Working with large data that do not fit on the disks of a cluster

How severe does this issue affect your experience of using Ray?

  • Low: Just curious


My usecase is the following:
I work on the Azure Cloud.
I have a ML model that is executed on a GPU. I am loading the (video and image) data that I need to train the model via http using internal code.

I am using an actor-pool to prefetch & prepare the data for training (augmentations…) so the GPU can be kept busy most of the time.
Since the GPU nodes I have access to do not have enough CPUs I have an extra node with many CPUs to run that workload.

Since the data-fetching via http is quite slow, I also cache the data to Disk. By default, in the cluster disks only have a size of 150 GB it seems. This is not configurable.
Also, I would like to share the cache between all nodes, e.g. via a shared disk.

I have tried mounting blob-storage, however that is very slow.
In Azure, data disks can only be attached to a small number of VMs (max 3-10) → I cannot mount a data disk to all my VMs.

My questions are:

  • Does my approach for fetching and caching data make sense with ray?
  • How can I configure disk sizes?
  • How can I share a large cache between all nodes?

I feel like my understanding of how to use ray with large amounts of data is off, so a clarification how this is supposed to be done in ray would be appreciated!

Thank you!

1 Like

@gramhagen hey, do you have any insight on how this user can better leverage Azure?

@M_S have you tried using Ray Datasets? I think it should fit your use case well.

As Cade mentioned above, Ray Dataset is built for this type of problem and we’re working on Ray AI Runtime to facilitate distributed data IO + processing + ingest into trainers. You can try it out on our nightly wheels with docs: Setting up Data Ingest — Ray 3.0.0.dev0

Hi @cade, @Jiao_Dong

I did look into ray datasets a bit but not extensively.
I think in terms of fetching speed there would be no difference to what I am doing now, since I would just use ray-datasets as a wrapper around my fetching via http and then applying transforms.
Or is there another big advantage of datasets I am missing here (except of course that ray internally probably has nicer APIs when working with datasets)? Are they better at distributing the data loading to different nodes than a worker pool that is designed to do just that is?

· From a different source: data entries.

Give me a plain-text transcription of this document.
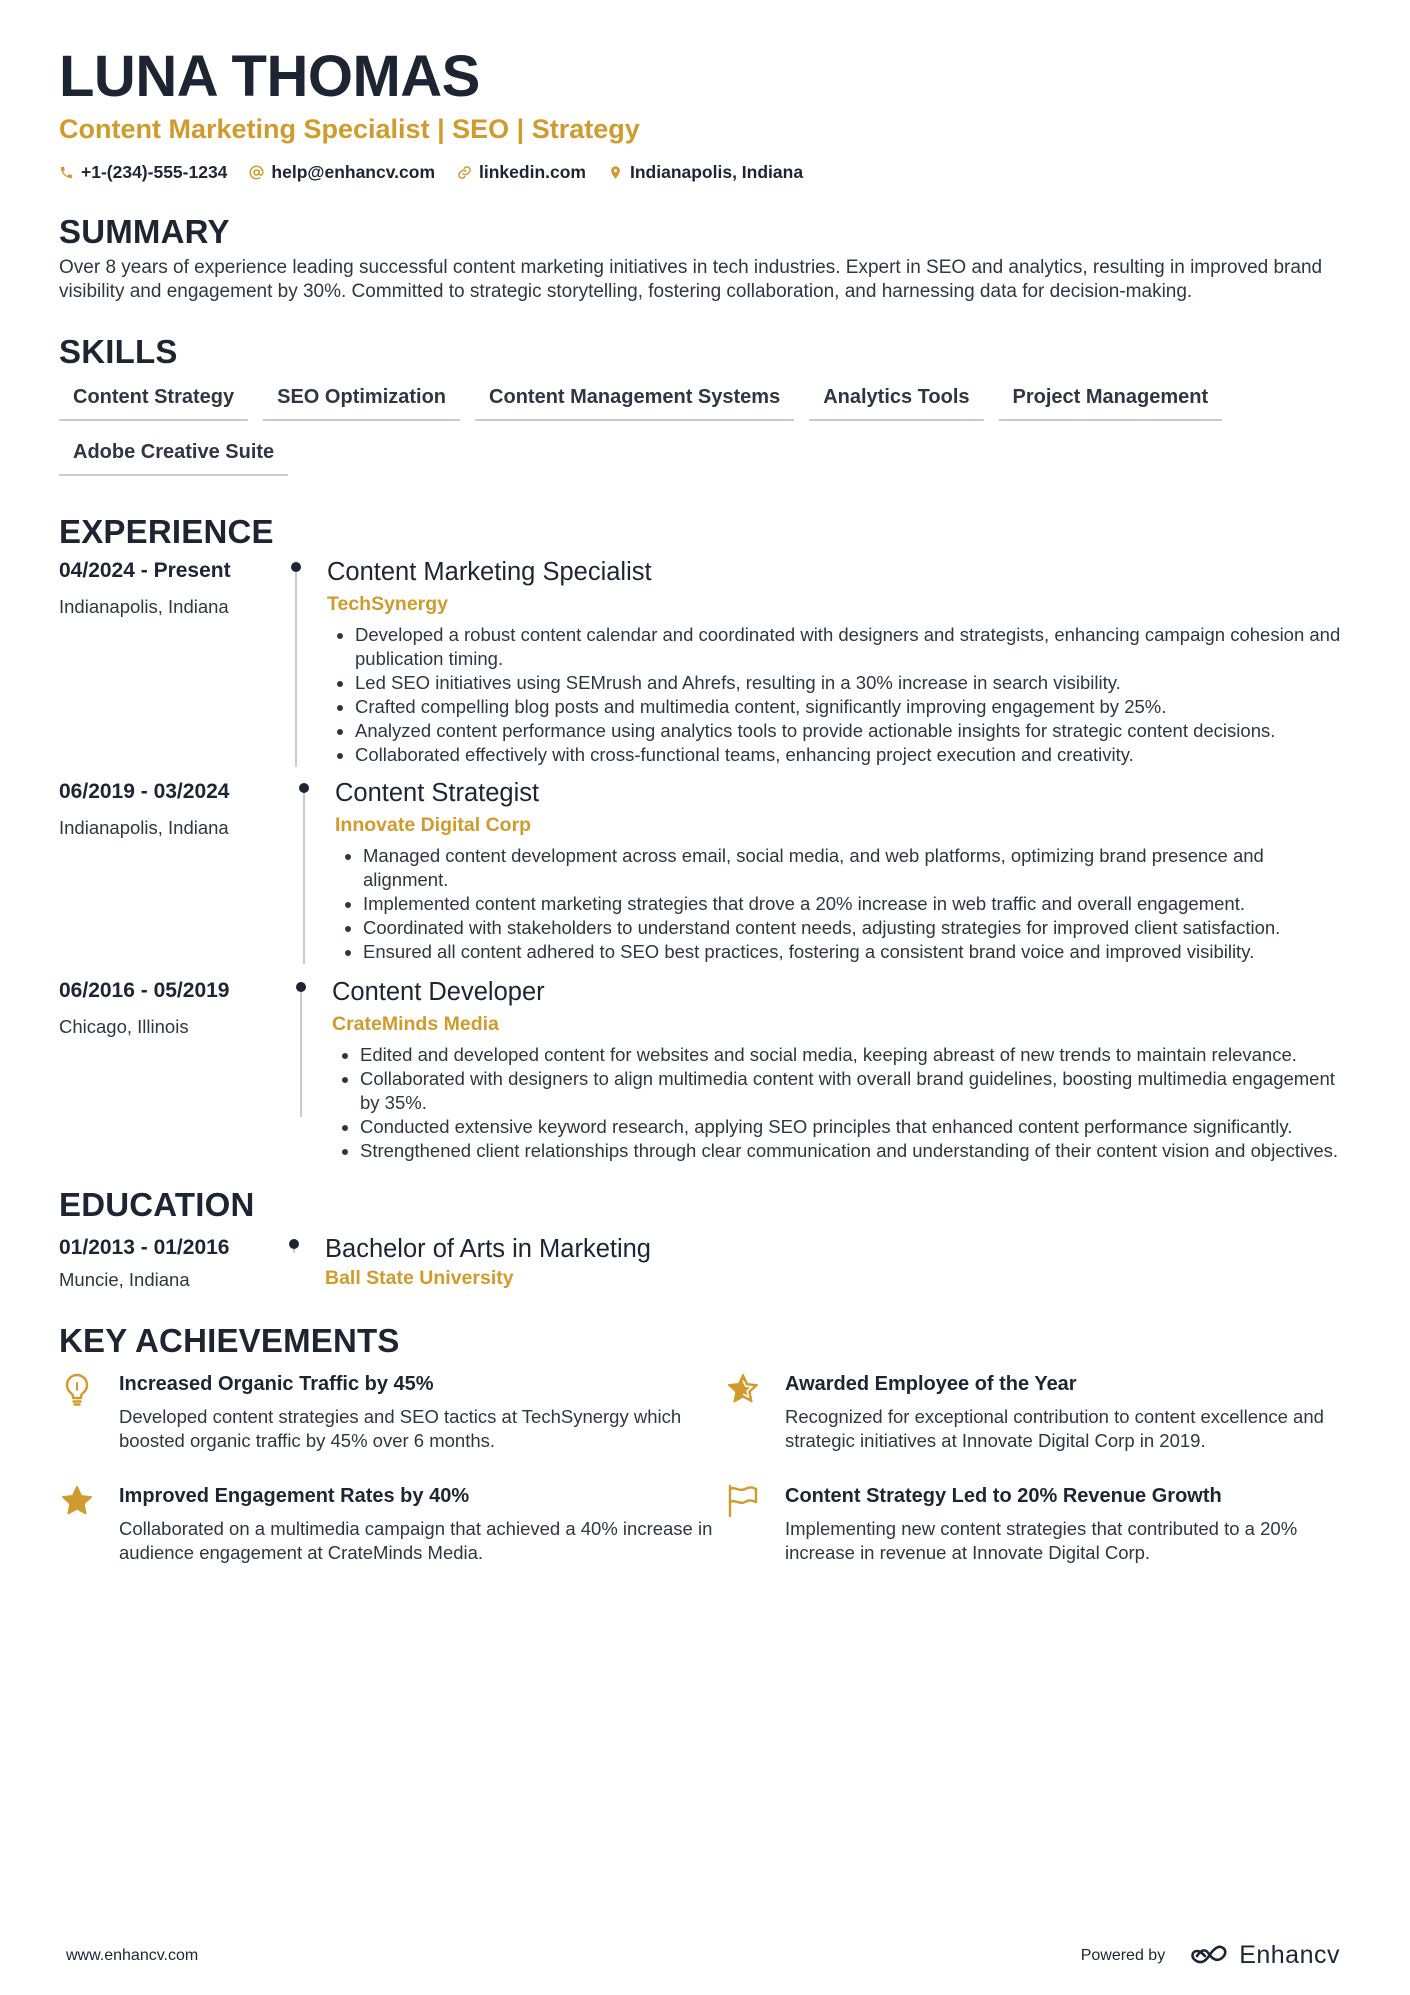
LUNA THOMAS
Content Marketing Specialist | SEO | Strategy
+1-(234)-555-1234	help@enhancv.com	linkedin.com	Indianapolis, Indiana
SUMMARY
Over 8 years of experience leading successful content marketing initiatives in tech industries. Expert in SEO and analytics, resulting in improved brand visibility and engagement by 30%. Committed to strategic storytelling, fostering collaboration, and harnessing data for decision-making.
SKILLS
Content Strategy	SEO Optimization	Content Management Systems	Analytics Tools	Project Management
Adobe Creative Suite
EXPERIENCE
04/2024 - Present
Indianapolis, Indiana
Content Marketing Specialist
TechSynergy
• Developed a robust content calendar and coordinated with designers and strategists, enhancing campaign cohesion and publication timing.
• Led SEO initiatives using SEMrush and Ahrefs, resulting in a 30% increase in search visibility.
• Crafted compelling blog posts and multimedia content, significantly improving engagement by 25%.
• Analyzed content performance using analytics tools to provide actionable insights for strategic content decisions.
• Collaborated effectively with cross-functional teams, enhancing project execution and creativity.
06/2019 - 03/2024
Indianapolis, Indiana
Content Strategist
Innovate Digital Corp
• Managed content development across email, social media, and web platforms, optimizing brand presence and alignment.
• Implemented content marketing strategies that drove a 20% increase in web traffic and overall engagement.
• Coordinated with stakeholders to understand content needs, adjusting strategies for improved client satisfaction.
• Ensured all content adhered to SEO best practices, fostering a consistent brand voice and improved visibility.
06/2016 - 05/2019
Chicago, Illinois
Content Developer
CrateMinds Media
• Edited and developed content for websites and social media, keeping abreast of new trends to maintain relevance.
• Collaborated with designers to align multimedia content with overall brand guidelines, boosting multimedia engagement by 35%.
• Conducted extensive keyword research, applying SEO principles that enhanced content performance significantly.
• Strengthened client relationships through clear communication and understanding of their content vision and objectives.
EDUCATION
01/2013 - 01/2016
Muncie, Indiana
Bachelor of Arts in Marketing
Ball State University
KEY ACHIEVEMENTS
Increased Organic Traffic by 45%
Developed content strategies and SEO tactics at TechSynergy which boosted organic traffic by 45% over 6 months.
Awarded Employee of the Year
Recognized for exceptional contribution to content excellence and strategic initiatives at Innovate Digital Corp in 2019.
Improved Engagement Rates by 40%
Collaborated on a multimedia campaign that achieved a 40% increase in audience engagement at CrateMinds Media.
Content Strategy Led to 20% Revenue Growth
Implementing new content strategies that contributed to a 20% increase in revenue at Innovate Digital Corp.
www.enhancv.com	Powered by	Enhancv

Also, can you comment on my point about video/image data and caching those somehow on disks?
Is there a way to use bigger disks in the VMs? Currently I have to fetch them via the network every time but I would prefer to have them cached on disk during training.


I think there are 3 options for expanding capacity.

  1. Mount a file share as a network drive to existing nodes: Mount SMB Azure file share on Linux | Microsoft Docs
  2. Add data disks to exiting nodes: Attach a data disk to a Linux VM - Azure Virtual Machines | Microsoft Docs
  3. Modify azure-vm template and rebuild ray wheel, then use new wheel during deployment.
    Adding “diskSizeGB: XX” to this property (ray/azure-vm-template.json at e4a4f7de70e0105d94ff732215e252da3765e1fc · ray-project/ray · GitHub) will let you set the desired os disk size. Or add a section for a data disk, see reference here: Microsoft.Compute/virtualMachines 2018-10-01 - Bicep & ARM template reference | Microsoft Docs

1 and 2 are easy fixes, but require manual steps after cluster deployment and don’t really work well for autoscaling, so you would need to fix the min and max nodes of the cluster.
3 is a bit more complicated and ideally there would be a way to pass parameters from the ray yaml down to vm creation, but there’s no way to do that today.

1 Like

I’ve moved this over to the Ray Data category, hopefully @Jiao_Dong et al can give you what you need!